Normal church life requires that the one who presides over the community be its face before God and an example for everyone in spiritual life; righteousness here was not merely desirable, but directly necessary, and Paul reminds Timothy of this, since he most likely had more than once had to resolve questions and problems in the churches he visited. The requirements for bishops were somewhat different, which is not surprising: their role in the church of Paul's time was completely unlike what it is today. Their main function in the early Christian church was administrative and economic, and this determined the requirements Paul set for candidates for the office of bishop (vv. 1-7). The apostle, as we can see, paid especially close attention to the state of the candidate's own household, rightly reasoning that a person who does not know how to put his own house in order will be even less able to do this in the church.
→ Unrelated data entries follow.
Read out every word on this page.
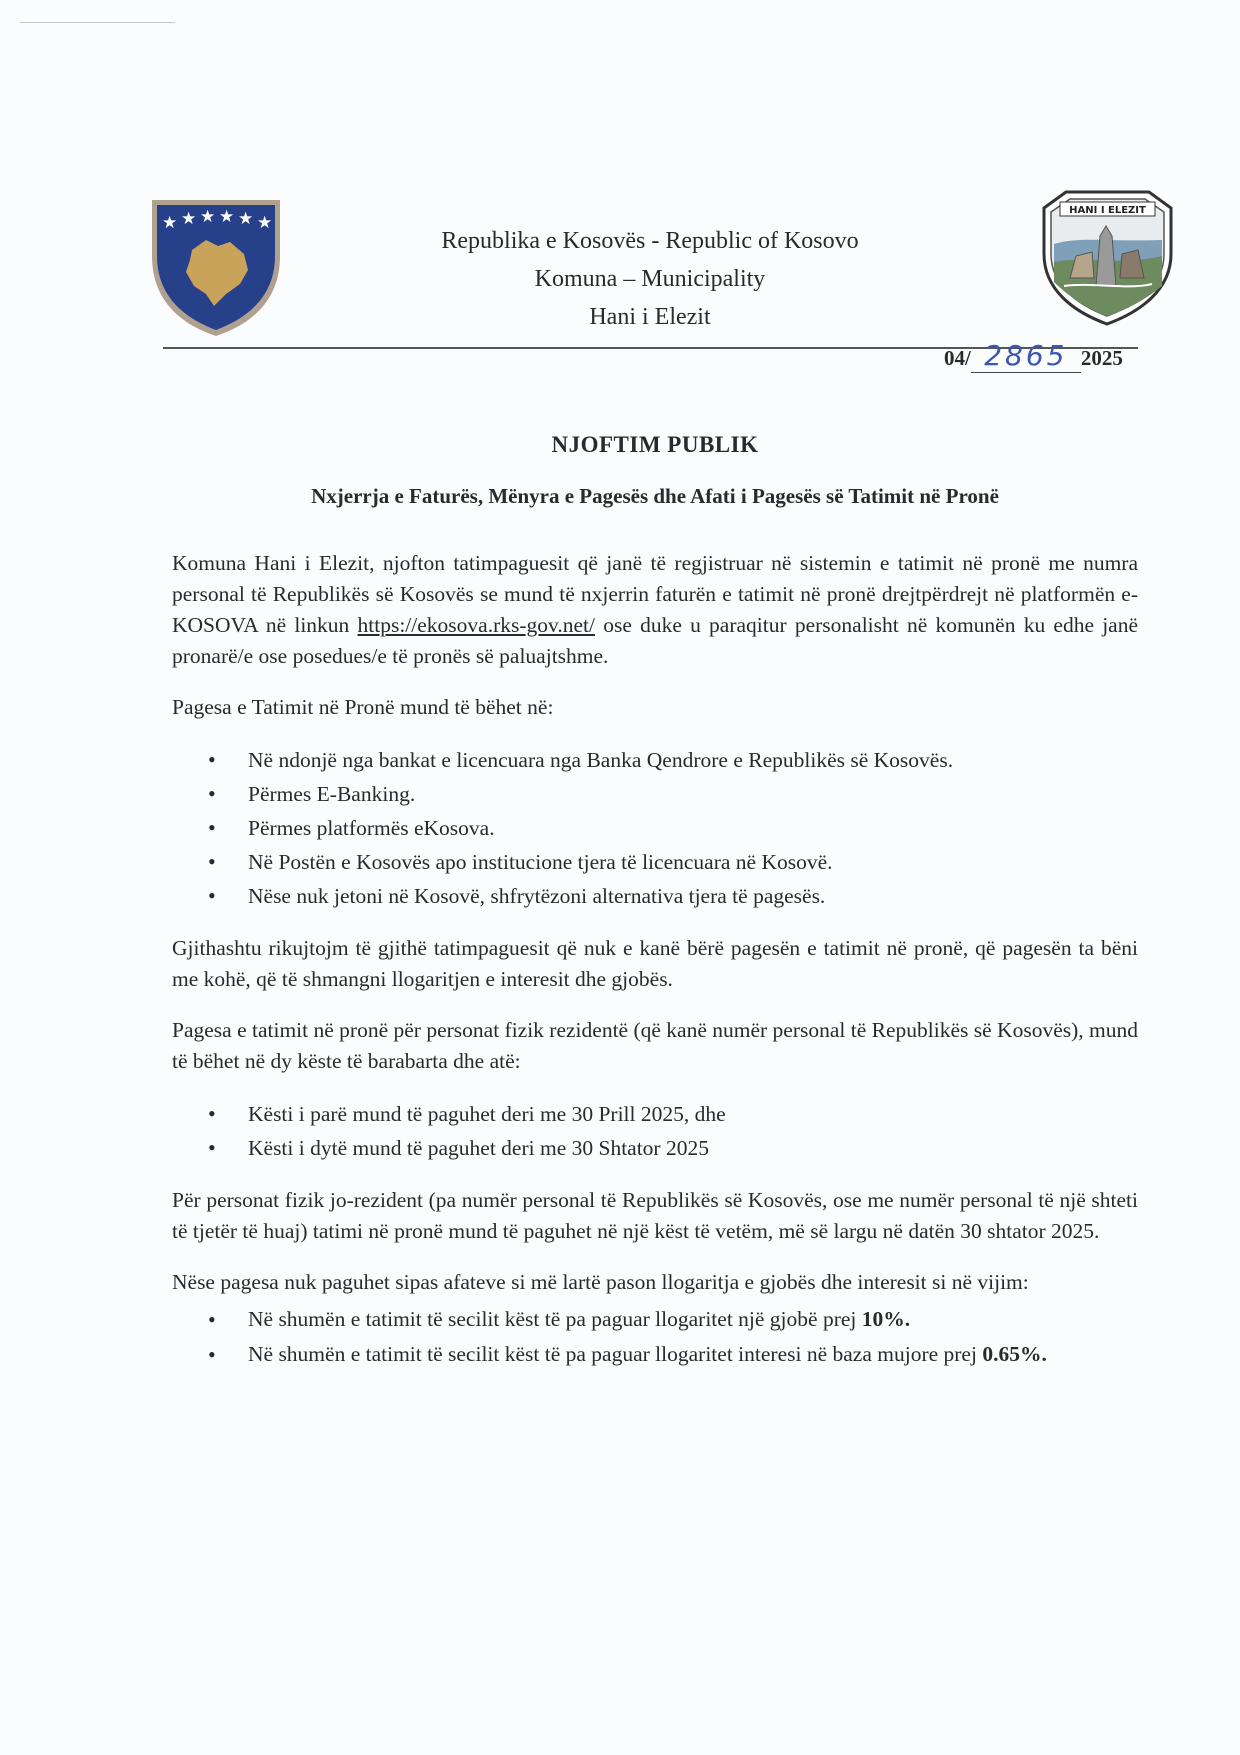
★ ★ ★ ★ ★ ★
HANI I ELEZIT
Republika e Kosovës - Republic of Kosovo
Komuna – Municipality
Hani i Elezit
04/ 2865 2025
NJOFTIM PUBLIK
Nxjerrja e Faturës, Mënyra e Pagesës dhe Afati i Pagesës së Tatimit në Pronë

Komuna Hani i Elezit, njofton tatimpaguesit që janë të regjistruar në sistemin e tatimit në pronë me numra personal të Republikës së Kosovës se mund të nxjerrin faturën e tatimit në pronë drejtpërdrejt në platformën e-KOSOVA në linkun https://ekosova.rks-gov.net/ ose duke u paraqitur personalisht në komunën ku edhe janë pronarë/e ose posedues/e të pronës së paluajtshme.

Pagesa e Tatimit në Pronë mund të bëhet në:

• Në ndonjë nga bankat e licencuara nga Banka Qendrore e Republikës së Kosovës.
• Përmes E-Banking.
• Përmes platformës eKosova.
• Në Postën e Kosovës apo institucione tjera të licencuara në Kosovë.
• Nëse nuk jetoni në Kosovë, shfrytëzoni alternativa tjera të pagesës.

Gjithashtu rikujtojm të gjithë tatimpaguesit që nuk e kanë bërë pagesën e tatimit në pronë, që pagesën ta bëni me kohë, që të shmangni llogaritjen e interesit dhe gjobës.

Pagesa e tatimit në pronë për personat fizik rezidentë (që kanë numër personal të Republikës së Kosovës), mund të bëhet në dy këste të barabarta dhe atë:

• Kësti i parë mund të paguhet deri me 30 Prill 2025, dhe
• Kësti i dytë mund të paguhet deri me 30 Shtator 2025

Për personat fizik jo-rezident (pa numër personal të Republikës së Kosovës, ose me numër personal të një shteti të tjetër të huaj) tatimi në pronë mund të paguhet në një këst të vetëm, më së largu në datën 30 shtator 2025.

Nëse pagesa nuk paguhet sipas afateve si më lartë pason llogaritja e gjobës dhe interesit si në vijim:

• Në shumën e tatimit të secilit këst të pa paguar llogaritet një gjobë prej 10%.
• Në shumën e tatimit të secilit këst të pa paguar llogaritet interesi në baza mujore prej 0.65%.
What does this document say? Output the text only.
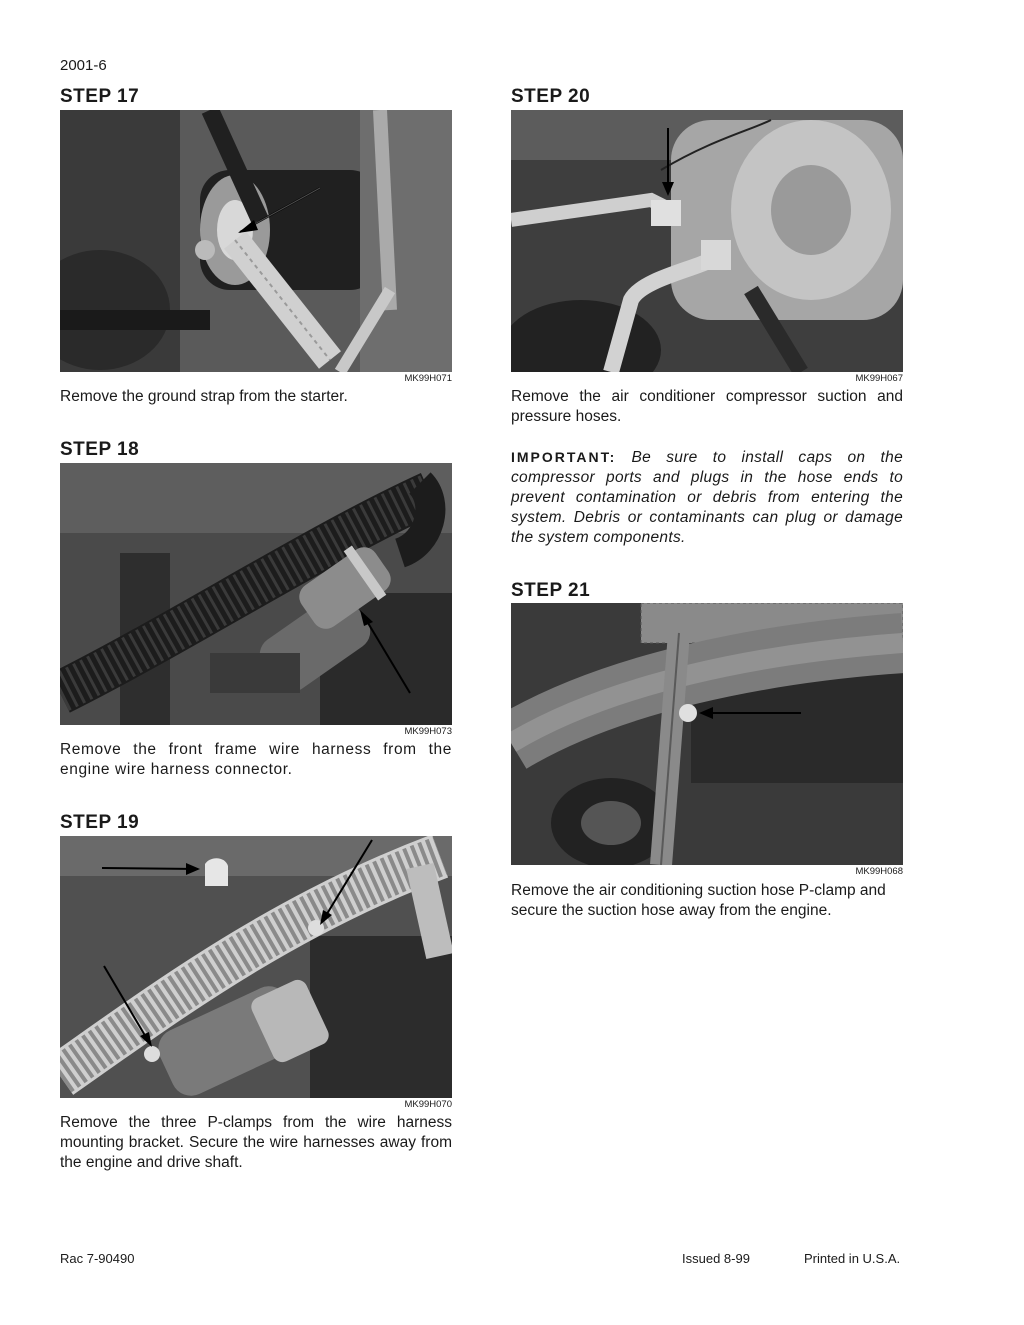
2001-6
STEP 17
MK99H071
Remove the ground strap from the starter.
STEP 18
MK99H073
Remove the front frame wire harness from the engine wire harness connector.
STEP 19
MK99H070
Remove the three P-clamps from the wire harness mounting bracket. Secure the wire harnesses away from the engine and drive shaft.
STEP 20
MK99H067
Remove the air conditioner compressor suction and pressure hoses.
IMPORTANT: Be sure to install caps on the compressor ports and plugs in the hose ends to prevent contamination or debris from entering the system. Debris or contaminants can plug or damage the system components.
STEP 21
MK99H068
Remove the air conditioning suction hose P-clamp and secure the suction hose away from the engine.
Rac 7-90490	Issued 8-99	Printed in U.S.A.
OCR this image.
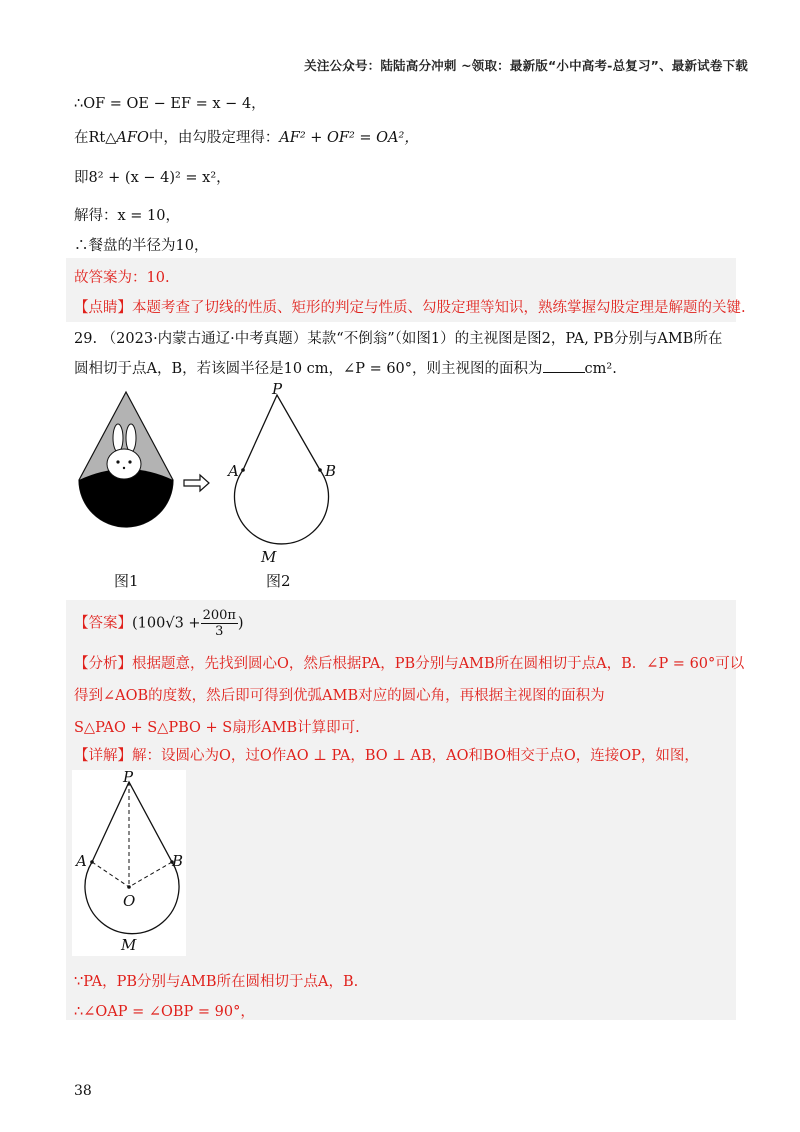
关注公众号：陆陆高分冲刺 ~领取：最新版“小中高考-总复习”、最新试卷下载
∴OF = OE − EF = x − 4，
在Rt△AFO中，由勾股定理得：AF² + OF² = OA²，
即8² + (x − 4)² = x²，
解得：x = 10，
∴餐盘的半径为10，
故答案为：10.
【点睛】本题考查了切线的性质、矩形的判定与性质、勾股定理等知识，熟练掌握勾股定理是解题的关键.
29. （2023·内蒙古通辽·中考真题）某款“不倒翁”（如图1）的主视图是图2，PA, PB分别与AMB所在
圆相切于点A，B，若该圆半径是10 cm，∠P = 60°，则主视图的面积为	cm².
P
A	B
M
图1	图2
【答案】($100√3 + \frac{200\pi}{3}$ )
【分析】根据题意，先找到圆心O，然后根据PA，PB分别与AMB所在圆相切于点A，B．∠P = 60°可以
得到∠AOB的度数，然后即可得到优弧AMB对应的圆心角，再根据主视图的面积为
S△PAO + S△PBO + S扇形AMB计算即可.
【详解】解：设圆心为O，过O作AO ⊥ PA，BO ⊥ AB，AO和BO相交于点O，连接OP，如图，
P
A	B
O
M
∵PA，PB分别与AMB所在圆相切于点A，B.
∴∠OAP = ∠OBP = 90°，
38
In addition, a bishop needed, in Paul's phrase, "a good testimony from outsiders," that is, from the local population and, apparently, also from representatives of the authorities, since he was responsible for everything connected with the legal side of the church community's existence.
But the main thing to which the apostle draws attention is a calling from God to the ministry the minister bears; otherwise, clearly, there can be no question of any "worthy place" ("higher rank," v. 13) for the minister in the Kingdom. Meanwhile, as we can see, for Paul the main thing is not the "benefit" of the church considered as an organization, or even as a church community, but the rootedness in the Kingdom of those who bear church ministries. For the Church does not and cannot have any more important task than witness to the Kingdom. And if those who are most visible in the church community are able to become a living example of the Kingdom in all its fullness, this will become the best witness for everyone who comes to the Church in search of new life.